RUANG PUBLIK DARAT DI KAMPUNG APUNG, JAKARTA BARAT
From the past until now, urban kampong is often ignored and neglected from the landscape of a city. When viewed physically, the urban kampong is generally known as a settlement that grows in an urban area without any infrastructure planning and urban economic network. Even so, the urban kampong is a residential area in urban areas. The identity of the urban kampong is determined mainly by the activities carried out by its residents. Similar conditions were found in Kampung Apung, Jakarta. A long history, from the construction of warehousing and industry to the elevation of the road as high as 2m, has resulted in the surface of Kampung Apung being lower than Jalan Kapuk Raya. This is supported by the record of land subsidence in Kapuk Village which can reach 3m in 2025. This condition causes the floating village to be inundated with dirty water as high as 1.5 m – 2 m throughout the year. Forcing residents to live in high density, but on the one hand, it is difficult to meet their daily needs to the lack of facilities and public spaces for the community. The Public Space is an example of how the water space, which is the passive space of Kampung Apung can be used for children's play and study space. The Public Space explores the science of simple construction on water through a combination of architectural design and local craftsmanship. Built-in a collaborative and participatory way with many parties so they can learn together and foster a sense of ownership of the results being fought for. Through Participatory Action Research methods, it is hoped that the results of a Public Space Development project can impact the people of Kampung Apung, especially as a place for children to play now and in the future.
ABSTRAK:
Dari dulu hingga kini, kampung kota sering kali tidak dianggap dan terabaikan dari lanskap sebuah kota. Jika dilihat secara fisik, kampung kota secara umum diketahui sebagai suatu permukiman yang tumbuh di kawasan urban tanpa adanya perencanaan infrastruktur dan jaringan ekonomi kota. Meskipun begitu, Kampung kota yang merupakan kawasan permukiman di perkotaan, identitas yang dimiliki kampung kota sangat ditentukan oleh aktivitas yang dilakukan penghuninya.
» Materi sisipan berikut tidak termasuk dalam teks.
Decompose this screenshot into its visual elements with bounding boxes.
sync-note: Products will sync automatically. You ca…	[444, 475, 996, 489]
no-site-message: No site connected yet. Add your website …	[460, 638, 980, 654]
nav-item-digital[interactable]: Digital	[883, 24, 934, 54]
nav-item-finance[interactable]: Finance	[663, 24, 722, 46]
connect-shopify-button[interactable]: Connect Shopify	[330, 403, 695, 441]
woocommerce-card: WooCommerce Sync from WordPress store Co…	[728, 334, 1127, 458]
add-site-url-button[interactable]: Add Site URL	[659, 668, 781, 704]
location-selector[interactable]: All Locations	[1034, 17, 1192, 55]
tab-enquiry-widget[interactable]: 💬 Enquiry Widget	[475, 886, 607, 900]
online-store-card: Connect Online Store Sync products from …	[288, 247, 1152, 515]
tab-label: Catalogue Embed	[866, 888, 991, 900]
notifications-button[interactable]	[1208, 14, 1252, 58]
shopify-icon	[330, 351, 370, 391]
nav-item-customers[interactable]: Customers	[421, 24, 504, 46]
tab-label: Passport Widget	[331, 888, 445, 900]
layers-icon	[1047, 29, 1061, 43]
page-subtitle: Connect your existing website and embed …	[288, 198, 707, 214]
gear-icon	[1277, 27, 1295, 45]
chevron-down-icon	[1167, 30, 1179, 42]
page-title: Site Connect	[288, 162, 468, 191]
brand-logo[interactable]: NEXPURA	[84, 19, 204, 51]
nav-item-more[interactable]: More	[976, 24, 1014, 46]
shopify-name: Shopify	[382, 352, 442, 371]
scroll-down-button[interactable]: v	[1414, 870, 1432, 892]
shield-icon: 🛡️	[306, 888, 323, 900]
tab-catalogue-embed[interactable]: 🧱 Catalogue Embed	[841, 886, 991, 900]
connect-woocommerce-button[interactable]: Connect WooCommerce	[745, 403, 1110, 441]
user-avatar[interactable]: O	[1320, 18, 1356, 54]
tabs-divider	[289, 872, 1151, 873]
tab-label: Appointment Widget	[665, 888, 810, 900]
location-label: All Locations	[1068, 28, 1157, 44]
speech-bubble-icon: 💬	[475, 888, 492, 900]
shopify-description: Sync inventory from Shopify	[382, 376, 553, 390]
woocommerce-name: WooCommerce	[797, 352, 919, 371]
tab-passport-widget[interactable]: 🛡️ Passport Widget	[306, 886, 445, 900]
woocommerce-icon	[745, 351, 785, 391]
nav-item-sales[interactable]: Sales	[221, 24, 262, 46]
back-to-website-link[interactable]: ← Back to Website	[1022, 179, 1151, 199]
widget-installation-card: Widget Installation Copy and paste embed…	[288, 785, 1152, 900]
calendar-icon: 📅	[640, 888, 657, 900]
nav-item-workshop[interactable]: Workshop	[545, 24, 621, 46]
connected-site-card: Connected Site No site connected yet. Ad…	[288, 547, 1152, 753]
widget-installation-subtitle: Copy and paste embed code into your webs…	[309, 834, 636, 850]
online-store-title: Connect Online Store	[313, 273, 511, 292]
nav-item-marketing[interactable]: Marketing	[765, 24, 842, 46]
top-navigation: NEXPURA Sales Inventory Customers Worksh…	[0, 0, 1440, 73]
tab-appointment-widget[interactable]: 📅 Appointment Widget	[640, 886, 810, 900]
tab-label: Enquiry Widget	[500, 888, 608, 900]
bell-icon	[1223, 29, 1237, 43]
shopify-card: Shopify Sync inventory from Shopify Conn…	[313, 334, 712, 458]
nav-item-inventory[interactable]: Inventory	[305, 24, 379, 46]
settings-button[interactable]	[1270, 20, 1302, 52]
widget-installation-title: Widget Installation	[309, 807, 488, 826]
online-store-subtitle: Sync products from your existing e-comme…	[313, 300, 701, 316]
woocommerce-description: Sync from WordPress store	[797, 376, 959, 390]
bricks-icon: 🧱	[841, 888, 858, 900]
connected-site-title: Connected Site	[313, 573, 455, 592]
Kondisi serupa ditemukan di Kampung Apung Jakarta. Sejarah yang panjang mulai dari pembangunan pergudangan dan industri sampai dengan peninggian jalan setinggi 2m, mengakibatkan permukaan Kampung Apung menjadi lebih rendah daripada Jalan Kapuk Raya. Hal ini didukung dengan rekor penurunan muka tanah di Kelurahan Kapuk yang dapat mencapai 3m pada tahun 2025. Kondisi tersebut mengakibatkan Kampung Apung tergenang air kotor setinggi 1,5 m – 2 m sepanjang tahunnya. Memaksa warga untuk tinggal dengan kepadatan tinggi namun di satu sisi kesulitan untuk memenuhi kebutuhan sehari–hari, hingga minimnya fasilitas dan ruang ruang publik masyarakatnya. Ruang Publik Darat menjadi contoh bagaimana ruang air yang menjadi ruang pasif Kampung Apung dapat dimanfaatkan untuk ruang bermain dan belajar anak-anak. Ruang Publik Darat mengeksplorasi ilmu konstruksi sederhana di atas air melalui gabungan desain arsitektur dan ketukangan lokal warga setempat. Dibangun dengan cara yang kolaboratif dan partisipatif dengan banyak pihak sehingga dapat secara bersama-sama belajar serta menumbukan rasa kepemilikan akan hasil yang diperjuangkan. Melalui metode Participatory Action Research diharapkan hasil dari sebuah proyek Pembangunan Ruang Publik Darat dapat memberikan dampak bagi masyarakat Kampung Apung, terutama sebagai tempat bermain anak-anak di masa sekarang dan yang akan datang.